Friday, 17 June 2011
Ham on Wry Award-Obnoxious Commuter
Posted on 14:07 by Unknown
A female passenger riding a Metro-North train out of New York evidently needs help from Miss Manners in using proper eitquette when riding the rails. A fellow passenger posted a video Tuesday on YouTube (link below), captured on a cell phone during this woman's interaction with one of the conductors. The conductor approached the woman and requested that she speak quietly and stop using profanity or move to the vestibule to continue the conversation. The woman responded by saying, "Do you know what schools I've been to?" As the conductor explained what happened to a fellow conductor, the passenger grew increasingly boisterous and intruded on the conversation between the two conductors.

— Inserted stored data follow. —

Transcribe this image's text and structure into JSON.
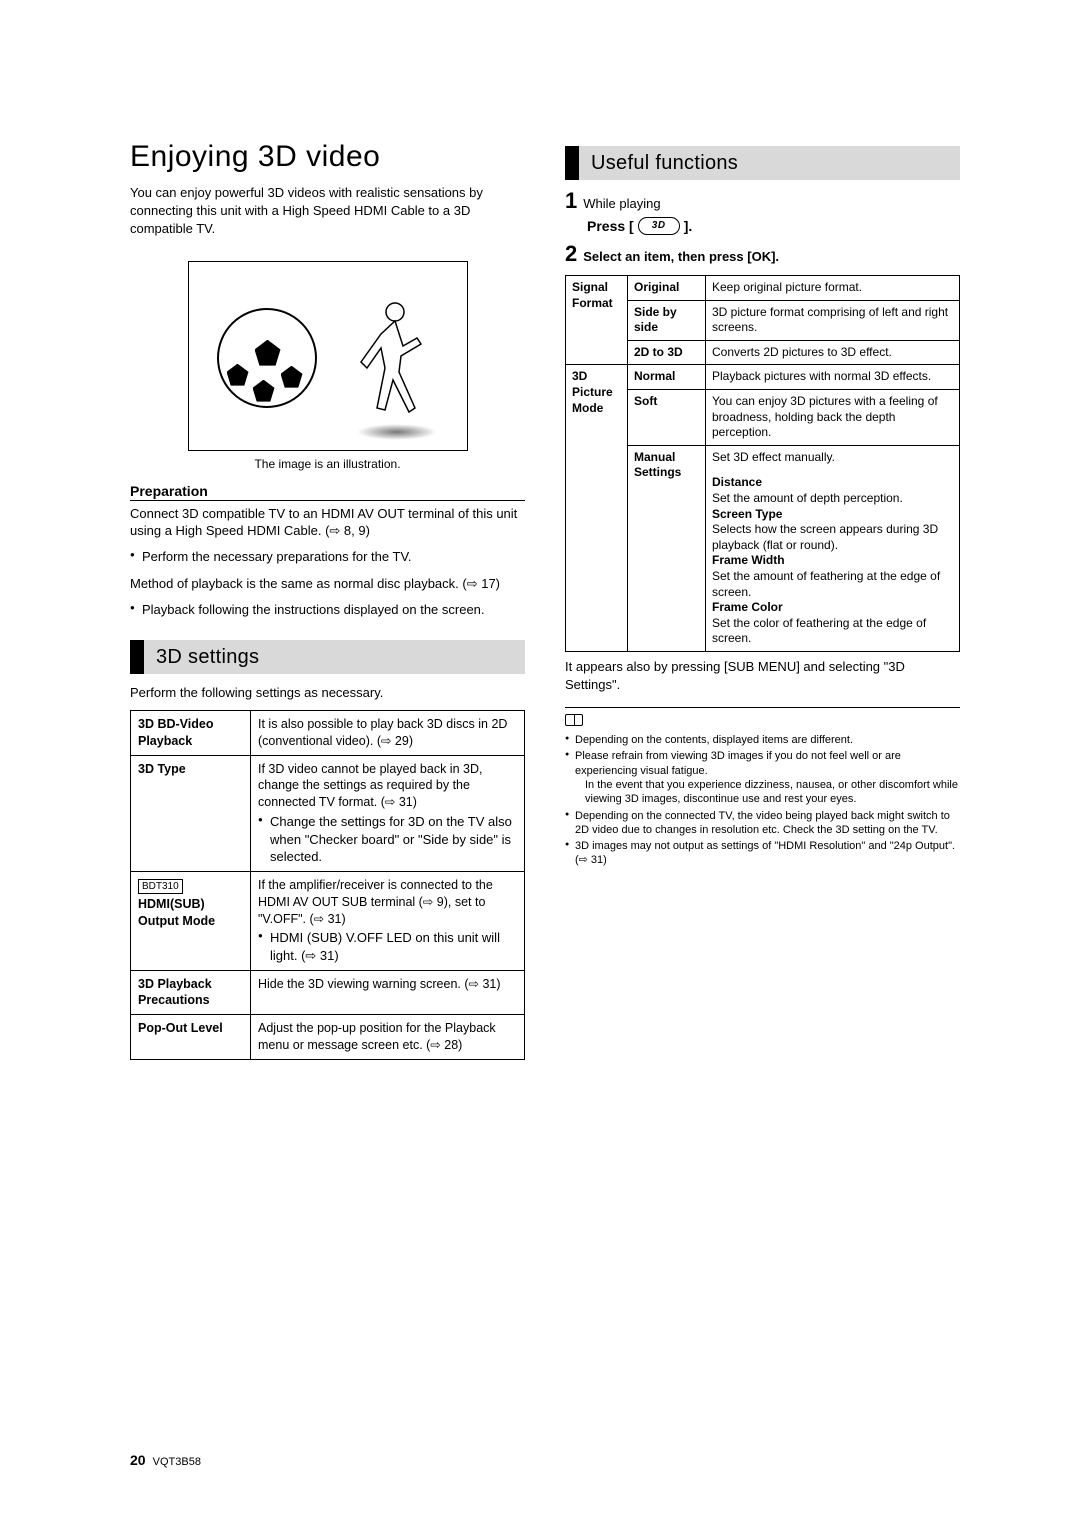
{
  "title": "Enjoying 3D video",
  "intro": "You can enjoy powerful 3D videos with realistic sensations by connecting this unit with a High Speed HDMI Cable to a 3D compatible TV.",
  "illus_caption": "The image is an illustration.",
  "prep_heading": "Preparation",
  "prep_para": "Connect 3D compatible TV to an HDMI AV OUT terminal of this unit using a High Speed HDMI Cable. (⇨ 8, 9)",
  "prep_bullet1": "Perform the necessary preparations for the TV.",
  "method_para": "Method of playback is the same as normal disc playback. (⇨ 17)",
  "method_bullet1": "Playback following the instructions displayed on the screen.",
  "sec_3d_settings": "3D settings",
  "settings_intro": "Perform the following settings as necessary.",
  "settings_rows": {
    "r1_lbl": "3D BD-Video Playback",
    "r1_txt": "It is also possible to play back 3D discs in 2D (conventional video). (⇨ 29)",
    "r2_lbl": "3D Type",
    "r2_txt_a": "If 3D video cannot be played back in 3D, change the settings as required by the connected TV format. (⇨ 31)",
    "r2_txt_b": "Change the settings for 3D on the TV also when \"Checker board\" or \"Side by side\" is selected.",
    "r3_model": "BDT310",
    "r3_lbl": "HDMI(SUB) Output Mode",
    "r3_txt_a": "If the amplifier/receiver is connected to the HDMI AV OUT SUB terminal (⇨ 9), set to \"V.OFF\". (⇨ 31)",
    "r3_txt_b": "HDMI (SUB) V.OFF LED on this unit will light. (⇨ 31)",
    "r4_lbl": "3D Playback Precautions",
    "r4_txt": "Hide the 3D viewing warning screen. (⇨ 31)",
    "r5_lbl": "Pop-Out Level",
    "r5_txt": "Adjust the pop-up position for the Playback menu or message screen etc. (⇨ 28)"
  },
  "sec_useful": "Useful functions",
  "step1_txt": "While playing",
  "press_label": "Press [",
  "press_close": "].",
  "step2_txt": "Select an item, then press [OK].",
  "func": {
    "group1": "Signal Format",
    "g1r1_opt": "Original",
    "g1r1_txt": "Keep original picture format.",
    "g1r2_opt": "Side by side",
    "g1r2_txt": "3D picture format comprising of left and right screens.",
    "g1r3_opt": "2D to 3D",
    "g1r3_txt": "Converts 2D pictures to 3D effect.",
    "group2": "3D Picture Mode",
    "g2r1_opt": "Normal",
    "g2r1_txt": "Playback pictures with normal 3D effects.",
    "g2r2_opt": "Soft",
    "g2r2_txt": "You can enjoy 3D pictures with a feeling of broadness, holding back the depth perception.",
    "g2r3_opt": "Manual Settings",
    "g2r3_intro": "Set 3D effect manually.",
    "g2r3_h1": "Distance",
    "g2r3_t1": "Set the amount of depth perception.",
    "g2r3_h2": "Screen Type",
    "g2r3_t2": "Selects how the screen appears during 3D playback (flat or round).",
    "g2r3_h3": "Frame Width",
    "g2r3_t3": "Set the amount of feathering at the edge of screen.",
    "g2r3_h4": "Frame Color",
    "g2r3_t4": "Set the color of feathering at the edge of screen."
  },
  "after_table": "It appears also by pressing [SUB MENU] and selecting \"3D Settings\".",
  "notes": {
    "n1": "Depending on the contents, displayed items are different.",
    "n2a": "Please refrain from viewing 3D images if you do not feel well or are experiencing visual fatigue.",
    "n2b": "In the event that you experience dizziness, nausea, or other discomfort while viewing 3D images, discontinue use and rest your eyes.",
    "n3": "Depending on the connected TV, the video being played back might switch to 2D video due to changes in resolution etc. Check the 3D setting on the TV.",
    "n4": "3D images may not output as settings of \"HDMI Resolution\" and \"24p Output\". (⇨ 31)"
  },
  "footer_page": "20",
  "footer_code": "VQT3B58"
}
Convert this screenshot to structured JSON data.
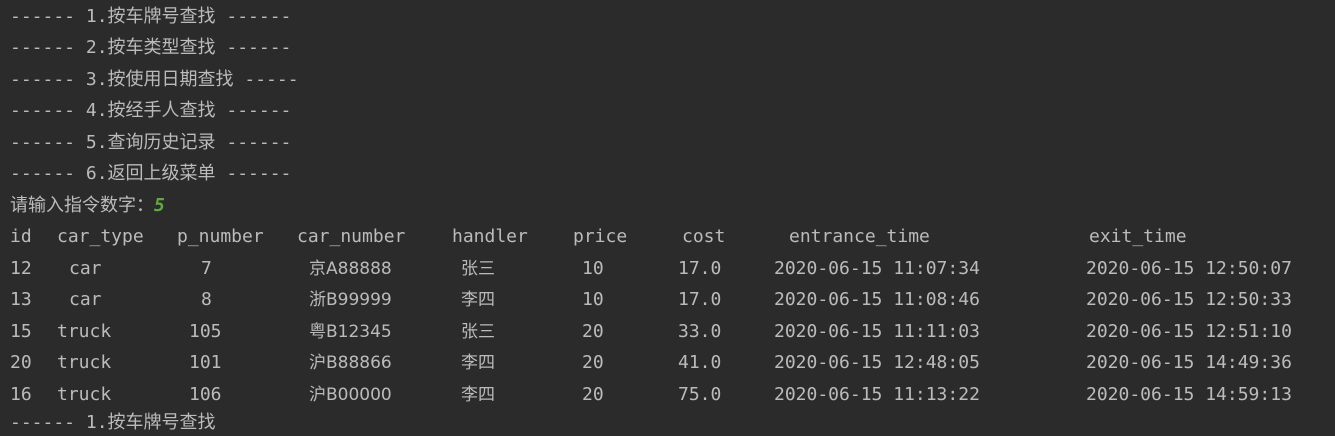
{
  "menu": [
    "------ 1.按车牌号查找 ------",
    "------ 2.按车类型查找 ------",
    "------ 3.按使用日期查找 -----",
    "------ 4.按经手人查找 ------",
    "------ 5.查询历史记录 ------",
    "------ 6.返回上级菜单 ------"
  ],
  "prompt": {
    "label": "请输入指令数字：",
    "input": "5"
  },
  "table": {
    "headers": [
      "id",
      "car_type",
      "p_number",
      "car_number",
      "handler",
      "price",
      "cost",
      "entrance_time",
      "exit_time"
    ],
    "rows": [
      [
        "12",
        "car",
        "7",
        "京A88888",
        "张三",
        "10",
        "17.0",
        "2020-06-15 11:07:34",
        "2020-06-15 12:50:07"
      ],
      [
        "13",
        "car",
        "8",
        "浙B99999",
        "李四",
        "10",
        "17.0",
        "2020-06-15 11:08:46",
        "2020-06-15 12:50:33"
      ],
      [
        "15",
        "truck",
        "105",
        "粤B12345",
        "张三",
        "20",
        "33.0",
        "2020-06-15 11:11:03",
        "2020-06-15 12:51:10"
      ],
      [
        "20",
        "truck",
        "101",
        "沪B88866",
        "李四",
        "20",
        "41.0",
        "2020-06-15 12:48:05",
        "2020-06-15 14:49:36"
      ],
      [
        "16",
        "truck",
        "106",
        "沪B00000",
        "李四",
        "20",
        "75.0",
        "2020-06-15 11:13:22",
        "2020-06-15 14:59:13"
      ]
    ]
  },
  "partial_line": "------ 1.按车牌号查找",
  "colors": {
    "background": "#2b2b2b",
    "text": "#bbbbbb",
    "user_input": "#62a744"
  }
}
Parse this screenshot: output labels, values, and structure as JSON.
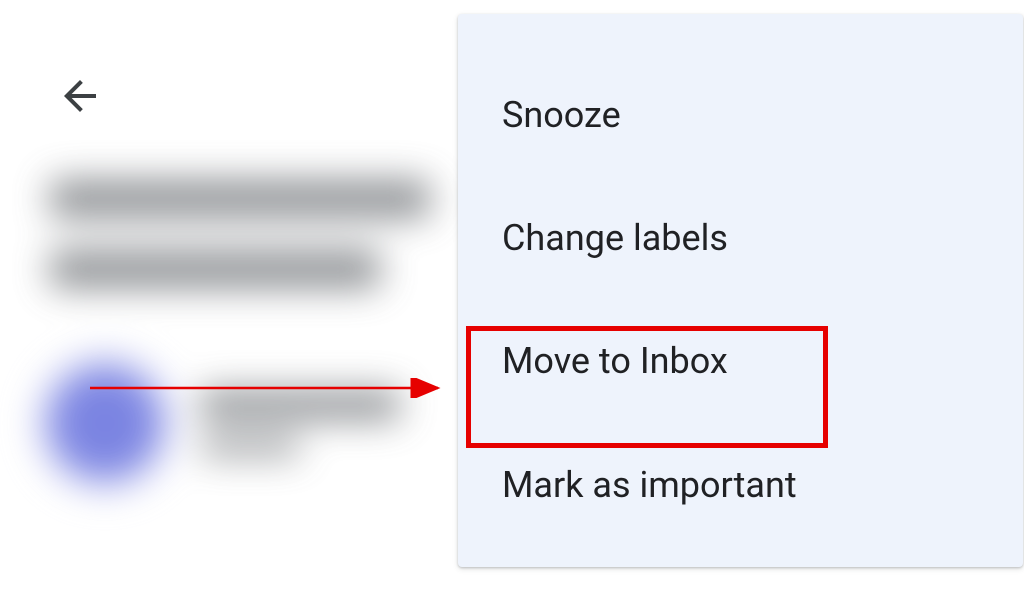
{
  "menu": {
    "items": [
      {
        "label": "Snooze"
      },
      {
        "label": "Change labels"
      },
      {
        "label": "Move to Inbox"
      },
      {
        "label": "Mark as important"
      }
    ]
  },
  "annotation": {
    "highlighted_item_index": 2,
    "arrow_color": "#e60000",
    "highlight_color": "#e60000"
  },
  "icons": {
    "back": "back-arrow-icon"
  }
}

The irate woman asked what profanity she had used, and, if I heard correctly, the conductor mentioned the f-bomb. The woman interrupted, "I'm sorry. Do you think I'm a little hoodlum?" My response would have been, "No, I think you're an extremely rude, self-aborbed woman totally lacking in courtesy!" Unfortunately, I did not have that opportunity. To the conductor's credit, she still spoke in a calm voice when she then infomred the woman she'd be removed from the train, if she didn't return to her seat. The woman loudlyproclaimed she wanted to get off the train and demanded her money back.
The conductors walked away and one said, "Go to customer service." In her loudest voice, the passenger whined, "I am not a crazy person. I am a very well-educated person." After a minute or so, a conductor announced that passengers should please not use profanity on the train, "especially those people who went to Harvard or Yale or are from Westport." In my view, that takes the prize for best part of the story.
This woman might have attended a top-notch university, but she obviously missed the course on politeness. She had the audacity to say that she was having a private conversation when she used the questionable language. Excuse me! Private? When every passenger on that train car was subjected to her loud voice and questionable language, the word private is a misnomer. If she wanted privacy, she should have waited until she was alone to have the conversation. Score one for the train conductors!